Objective: To see if FMT can reduce inflammation in the colon.
Eligibility: People aged 10-60 who have CGD and colitis, and the treatments they have tried are not helping or have side effects.
Design: Participants will have a telehealth screening visit. They will have a medical record review and medical history. They will collect stool samples at home and mail them to NIH. Participants will stay at the NIH hospital for 3-5 days. Each day, they will have the following: Physical exam Medical history and medicine review Surveys about CGD and how it affects their life Blood, stool, and urine tests Participants will have a colonoscopy. They will be sedated. A long, flexible tube will be inserted into their rectum. The tube will deliver the FMT material to their colon. Small samples of intestinal tissue will be collected. Participants may have an optional MRI of the digestive tract. Participants will have 9 follow-up telehealth visits over 6 months. They will be asked about their symptoms and side effects. They will fill out short surveys. They will collect stool and urine samples at home. Up to 2 visits can be done in person. At these visits, they may have the option to have an MRI and another colonoscopy to get more tissue samples. Participation will last for 6-7 months.

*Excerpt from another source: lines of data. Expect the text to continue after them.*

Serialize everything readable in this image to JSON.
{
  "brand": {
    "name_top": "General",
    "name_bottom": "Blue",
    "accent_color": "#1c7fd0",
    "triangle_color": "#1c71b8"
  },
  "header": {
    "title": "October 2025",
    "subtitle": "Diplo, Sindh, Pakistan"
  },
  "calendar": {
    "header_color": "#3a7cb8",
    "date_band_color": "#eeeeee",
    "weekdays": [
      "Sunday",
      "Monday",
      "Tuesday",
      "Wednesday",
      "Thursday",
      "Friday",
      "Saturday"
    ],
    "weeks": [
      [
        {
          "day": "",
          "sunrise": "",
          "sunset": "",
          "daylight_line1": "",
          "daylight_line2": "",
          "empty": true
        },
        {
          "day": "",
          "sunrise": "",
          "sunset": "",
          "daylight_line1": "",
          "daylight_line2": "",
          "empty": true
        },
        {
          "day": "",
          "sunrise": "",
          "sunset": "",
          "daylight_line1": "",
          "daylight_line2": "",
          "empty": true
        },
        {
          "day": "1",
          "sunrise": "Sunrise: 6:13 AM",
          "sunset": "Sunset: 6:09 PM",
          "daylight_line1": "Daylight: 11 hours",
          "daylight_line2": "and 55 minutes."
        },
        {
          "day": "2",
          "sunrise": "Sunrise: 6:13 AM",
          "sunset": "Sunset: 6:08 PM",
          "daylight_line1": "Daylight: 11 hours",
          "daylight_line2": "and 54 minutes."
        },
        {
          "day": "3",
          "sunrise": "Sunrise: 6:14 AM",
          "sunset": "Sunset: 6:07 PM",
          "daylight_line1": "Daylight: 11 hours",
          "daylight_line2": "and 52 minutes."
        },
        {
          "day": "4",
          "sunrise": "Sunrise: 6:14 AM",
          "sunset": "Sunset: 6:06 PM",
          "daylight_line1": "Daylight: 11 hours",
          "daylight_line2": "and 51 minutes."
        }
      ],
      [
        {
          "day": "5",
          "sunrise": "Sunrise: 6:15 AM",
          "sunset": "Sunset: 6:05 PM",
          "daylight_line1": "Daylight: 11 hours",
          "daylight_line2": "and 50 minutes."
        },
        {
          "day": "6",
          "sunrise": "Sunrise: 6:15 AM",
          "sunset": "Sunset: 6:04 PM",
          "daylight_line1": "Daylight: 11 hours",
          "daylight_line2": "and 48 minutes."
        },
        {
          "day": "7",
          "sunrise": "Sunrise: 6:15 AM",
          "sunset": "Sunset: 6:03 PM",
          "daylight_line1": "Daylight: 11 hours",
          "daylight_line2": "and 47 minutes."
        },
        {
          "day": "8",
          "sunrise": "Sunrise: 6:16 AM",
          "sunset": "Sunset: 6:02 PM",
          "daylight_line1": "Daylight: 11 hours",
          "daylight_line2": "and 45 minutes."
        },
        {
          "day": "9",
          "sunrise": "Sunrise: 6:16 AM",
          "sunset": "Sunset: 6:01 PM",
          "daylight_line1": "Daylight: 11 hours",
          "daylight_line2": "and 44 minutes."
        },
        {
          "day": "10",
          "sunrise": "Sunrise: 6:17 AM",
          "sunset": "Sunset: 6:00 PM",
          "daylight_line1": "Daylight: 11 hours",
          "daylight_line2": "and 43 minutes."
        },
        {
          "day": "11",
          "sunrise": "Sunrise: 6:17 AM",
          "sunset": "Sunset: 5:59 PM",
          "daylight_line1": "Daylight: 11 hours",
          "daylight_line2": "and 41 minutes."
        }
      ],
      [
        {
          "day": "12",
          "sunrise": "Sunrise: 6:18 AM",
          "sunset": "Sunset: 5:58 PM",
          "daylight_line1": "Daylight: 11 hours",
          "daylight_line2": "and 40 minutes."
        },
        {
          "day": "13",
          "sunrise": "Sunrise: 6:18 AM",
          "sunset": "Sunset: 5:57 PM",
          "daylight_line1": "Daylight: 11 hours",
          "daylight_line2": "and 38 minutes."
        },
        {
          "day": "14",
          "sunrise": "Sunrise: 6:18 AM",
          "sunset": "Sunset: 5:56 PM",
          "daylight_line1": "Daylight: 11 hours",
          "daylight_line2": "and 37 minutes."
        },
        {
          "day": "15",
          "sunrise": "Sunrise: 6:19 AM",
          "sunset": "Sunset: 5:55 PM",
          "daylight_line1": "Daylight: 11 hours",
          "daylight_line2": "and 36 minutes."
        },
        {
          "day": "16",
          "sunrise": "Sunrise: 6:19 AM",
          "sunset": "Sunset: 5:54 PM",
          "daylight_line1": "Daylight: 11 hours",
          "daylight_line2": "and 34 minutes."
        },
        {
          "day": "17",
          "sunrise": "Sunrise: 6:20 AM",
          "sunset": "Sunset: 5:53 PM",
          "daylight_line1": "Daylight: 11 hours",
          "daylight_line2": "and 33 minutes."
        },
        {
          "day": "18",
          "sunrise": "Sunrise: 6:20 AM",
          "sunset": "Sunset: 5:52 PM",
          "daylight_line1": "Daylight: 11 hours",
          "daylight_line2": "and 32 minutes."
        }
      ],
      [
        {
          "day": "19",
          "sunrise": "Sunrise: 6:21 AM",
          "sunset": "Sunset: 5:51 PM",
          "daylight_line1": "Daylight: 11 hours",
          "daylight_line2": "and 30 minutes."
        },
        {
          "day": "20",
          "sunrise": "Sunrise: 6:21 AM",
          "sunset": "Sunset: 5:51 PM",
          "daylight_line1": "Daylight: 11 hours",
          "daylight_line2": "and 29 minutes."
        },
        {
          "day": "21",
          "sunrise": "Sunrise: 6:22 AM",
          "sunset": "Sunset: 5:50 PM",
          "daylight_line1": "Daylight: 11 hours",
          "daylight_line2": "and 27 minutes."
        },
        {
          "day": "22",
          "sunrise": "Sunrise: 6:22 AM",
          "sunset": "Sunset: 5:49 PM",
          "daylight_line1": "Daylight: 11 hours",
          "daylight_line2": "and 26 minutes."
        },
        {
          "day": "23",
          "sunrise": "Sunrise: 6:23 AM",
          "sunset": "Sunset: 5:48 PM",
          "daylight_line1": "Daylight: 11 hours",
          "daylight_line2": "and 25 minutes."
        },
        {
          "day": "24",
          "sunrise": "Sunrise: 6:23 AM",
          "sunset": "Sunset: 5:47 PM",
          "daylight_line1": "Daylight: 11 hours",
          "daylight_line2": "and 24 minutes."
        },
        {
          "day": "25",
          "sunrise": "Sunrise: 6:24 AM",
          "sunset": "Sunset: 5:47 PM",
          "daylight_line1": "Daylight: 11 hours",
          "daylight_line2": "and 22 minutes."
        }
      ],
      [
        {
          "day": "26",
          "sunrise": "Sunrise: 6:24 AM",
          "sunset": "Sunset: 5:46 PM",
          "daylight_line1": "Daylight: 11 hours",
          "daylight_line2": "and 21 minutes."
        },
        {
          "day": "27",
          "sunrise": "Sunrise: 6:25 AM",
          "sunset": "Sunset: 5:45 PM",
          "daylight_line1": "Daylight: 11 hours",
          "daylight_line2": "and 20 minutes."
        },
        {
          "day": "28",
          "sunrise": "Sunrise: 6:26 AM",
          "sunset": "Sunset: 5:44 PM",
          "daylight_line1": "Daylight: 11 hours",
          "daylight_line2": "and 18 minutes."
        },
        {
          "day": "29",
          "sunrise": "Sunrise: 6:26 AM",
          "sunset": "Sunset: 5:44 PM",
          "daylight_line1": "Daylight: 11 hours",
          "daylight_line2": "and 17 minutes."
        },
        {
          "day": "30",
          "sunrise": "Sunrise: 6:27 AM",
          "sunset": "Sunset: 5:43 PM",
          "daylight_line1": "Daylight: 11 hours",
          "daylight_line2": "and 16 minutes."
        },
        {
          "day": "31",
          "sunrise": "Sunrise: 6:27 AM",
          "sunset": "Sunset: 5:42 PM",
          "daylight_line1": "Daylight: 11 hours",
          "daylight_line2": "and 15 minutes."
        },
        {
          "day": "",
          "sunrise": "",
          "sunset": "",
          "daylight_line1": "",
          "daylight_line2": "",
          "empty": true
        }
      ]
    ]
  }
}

⁃ In order to be eligible to participate in this study, an individual must meet all of the following criteria:
• Aged \>=10 to \<=60 years.
• Able to provide informed consent (for ages \>=18 years) or has a parent or guardian who can provide informed consent on their behalf (for ages \<18 years).
• Have confirmed prior diagnoses of CGD and CGD-AC (or CGD-IBD with evidence of colitis on colonoscopy).
• Fecal calprotectin level \>=200 microgram/g.
• HBI score \>=5 (to be evaluated on Day 1).
• No planned change in systemic antibiotic regimen for CGD for 1 month preceding FMT.
• No planned escalation in CGD-IBD treatment for 1 month preceding FMT.
• If taking monoclonal antibodies for CGD-IBD, the dose must be stable for 12 weeks with no planned escalation.
• Participants who can become pregnant must agree to use at least one highly effective method of contraception when engaging in sexual activities that can result in pregnancy, starting at screening until the end of study participation. Highly effective methods include a barrier (eg, condom, diaphragm, cervical cap), intrauterine device, or hormonal contraception.